A las 4:00 p. m., el Cuerpo de Bomberos y la Policía Municipal rindieron honores de estilo a las efigies de los padres de la patria, obra de Abelardo Rodríguez Urdaneta, mostradas desde la segunda planta del Palacio Consistorial, desde donde pronunció un emotivo discurso el comisionado del Ayuntamiento, Pedro R. Batista. Una hora después, Baduí M. Dumit hizo entrega al Ayuntamiento de una riquísima bandera de seda confeccionada por las jóvenes de la Unión Libanesa. El señor Nicolás Helú, en nombre de la colonia libanesa, pronunció un discurso en el que significó «la alegría de ver flotar gloriosa, como era antes en el asta, la divina insignia nacional». Los actos se cerraron con un gran baile en los salones del Centro de Recreo a las diez de la noche.
La bandera nacional izada en la fortaleza San Luis fue entregada al Ayuntamiento en manos de su presidente, Virgilio Martínez Reyna, el 16 de agosto de 1924 por la señorita Ercilia Pepín, en un acto celebrado en aquel recinto. Fue bendecida por el canónigo González, asistido del Pbro. Eliseo Bornia Ariza y sostenida por el cuerpo de profesores de la Escuela Superior de Señoritas. El notario Ismael de Peña Rincón levantó un acto auténtico.
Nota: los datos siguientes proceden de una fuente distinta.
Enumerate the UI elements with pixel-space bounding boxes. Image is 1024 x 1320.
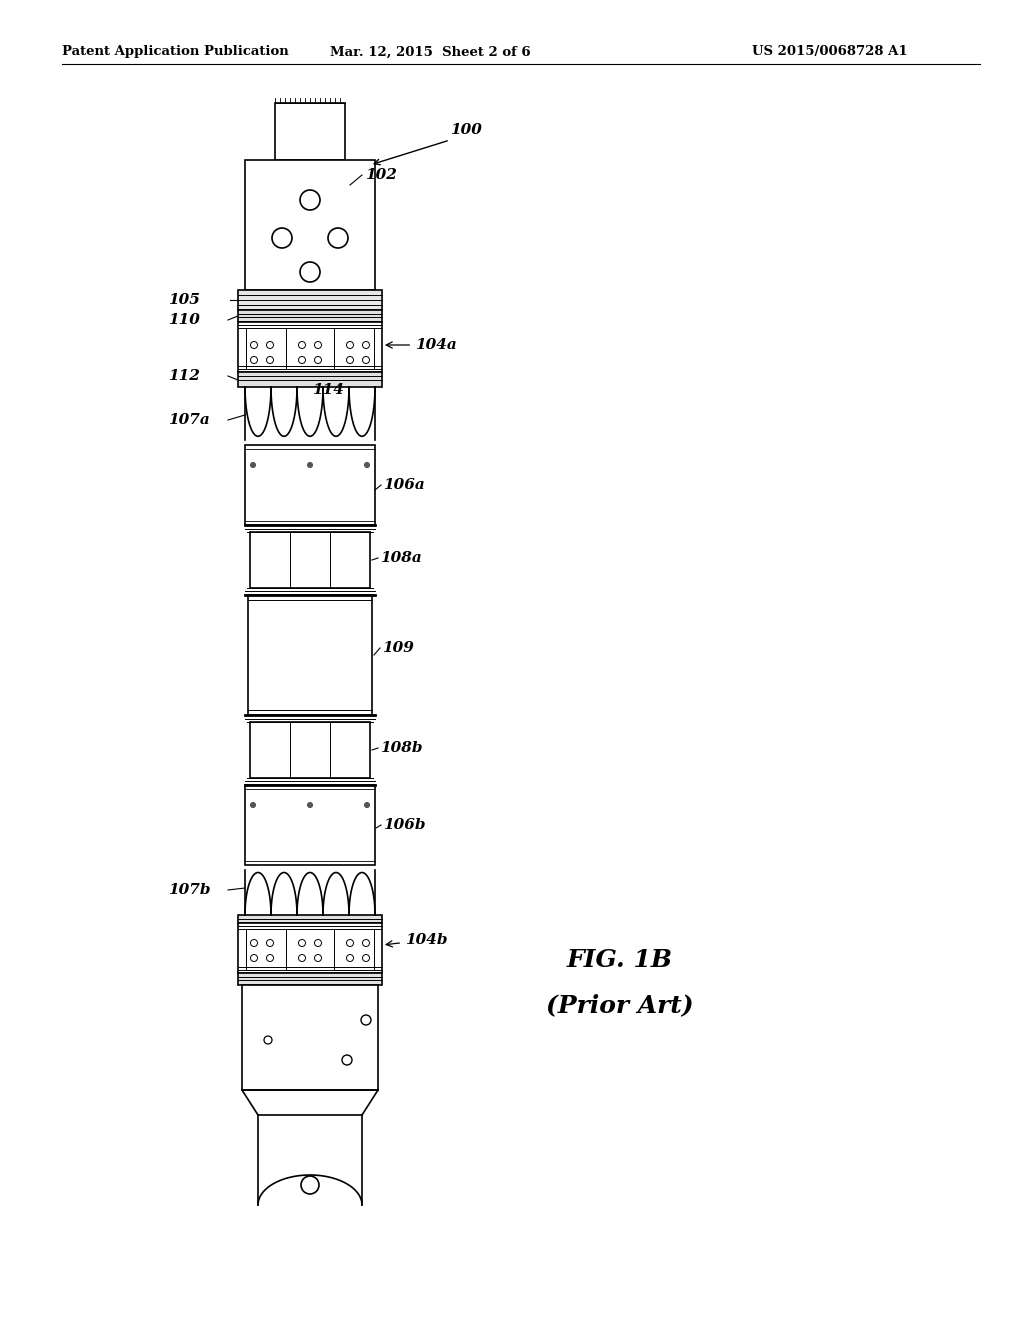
Text: 106a: 106a (383, 478, 425, 492)
Circle shape (251, 356, 257, 363)
Text: 110: 110 (168, 313, 200, 327)
Circle shape (361, 1015, 371, 1026)
Circle shape (342, 1055, 352, 1065)
Circle shape (314, 954, 322, 961)
Circle shape (365, 803, 370, 808)
Text: 104a: 104a (386, 338, 457, 352)
Bar (245, 445, 375, 525)
Bar (250, 722, 370, 777)
Circle shape (346, 356, 353, 363)
Bar (238, 915, 382, 923)
Bar (275, 103, 345, 160)
Bar (238, 372, 382, 387)
Circle shape (307, 803, 312, 808)
Text: 102: 102 (365, 168, 397, 182)
Circle shape (299, 342, 305, 348)
Text: FIG. 1B: FIG. 1B (567, 948, 673, 972)
Text: 104b: 104b (386, 933, 447, 946)
Bar (242, 985, 378, 1090)
Text: Mar. 12, 2015  Sheet 2 of 6: Mar. 12, 2015 Sheet 2 of 6 (330, 45, 530, 58)
Bar (238, 310, 382, 322)
Text: 107a: 107a (168, 413, 210, 426)
Bar (245, 785, 375, 865)
Bar (238, 923, 382, 973)
Text: 109: 109 (382, 642, 414, 655)
Text: 112: 112 (168, 370, 200, 383)
Text: 106b: 106b (383, 818, 426, 832)
Circle shape (328, 228, 348, 248)
Circle shape (346, 940, 353, 946)
Bar (248, 595, 372, 715)
Bar (250, 532, 370, 587)
Circle shape (314, 356, 322, 363)
Text: 114: 114 (312, 383, 344, 397)
Circle shape (362, 356, 370, 363)
Text: 107b: 107b (168, 883, 211, 898)
Text: 100: 100 (450, 123, 482, 137)
Circle shape (301, 1176, 319, 1195)
Circle shape (300, 261, 319, 282)
Text: (Prior Art): (Prior Art) (546, 993, 694, 1016)
Circle shape (272, 228, 292, 248)
Text: US 2015/0068728 A1: US 2015/0068728 A1 (753, 45, 908, 58)
Circle shape (251, 940, 257, 946)
Circle shape (314, 940, 322, 946)
Circle shape (362, 342, 370, 348)
Bar (238, 322, 382, 372)
Bar (238, 290, 382, 310)
Text: 108a: 108a (380, 550, 422, 565)
Circle shape (362, 954, 370, 961)
Circle shape (299, 954, 305, 961)
Circle shape (300, 190, 319, 210)
Circle shape (307, 462, 312, 467)
Circle shape (251, 342, 257, 348)
Circle shape (299, 940, 305, 946)
Circle shape (299, 356, 305, 363)
Circle shape (346, 342, 353, 348)
Circle shape (251, 462, 256, 467)
Text: 108b: 108b (380, 741, 423, 755)
Circle shape (365, 462, 370, 467)
Circle shape (264, 1036, 272, 1044)
Circle shape (251, 803, 256, 808)
Bar (238, 973, 382, 985)
Circle shape (346, 954, 353, 961)
Bar (245, 160, 375, 290)
Circle shape (266, 342, 273, 348)
Circle shape (314, 342, 322, 348)
Circle shape (266, 954, 273, 961)
Circle shape (266, 356, 273, 363)
Text: 105: 105 (168, 293, 200, 308)
Circle shape (362, 940, 370, 946)
Circle shape (251, 954, 257, 961)
Circle shape (266, 940, 273, 946)
Text: Patent Application Publication: Patent Application Publication (62, 45, 289, 58)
La que se denominó Bandera de la Desocupación fue conservada en la Escuela México y de ella solo sobrevivió, por el paso del tiempo, el escudo nacional que llevó en su centro.
La historia de la ocupación norteamericana espera ser investigada y contada a profundidad por los historiadores dominicanos. Si bien se sabe mucho de lo que pasó en el este con la resistencia gavillera, se conoce menos o muy poco de lo ocurrido en Santiago, el Cibao y el Sur, y existe, por tanto, toda una agenda de investigación que debe ser cubierta.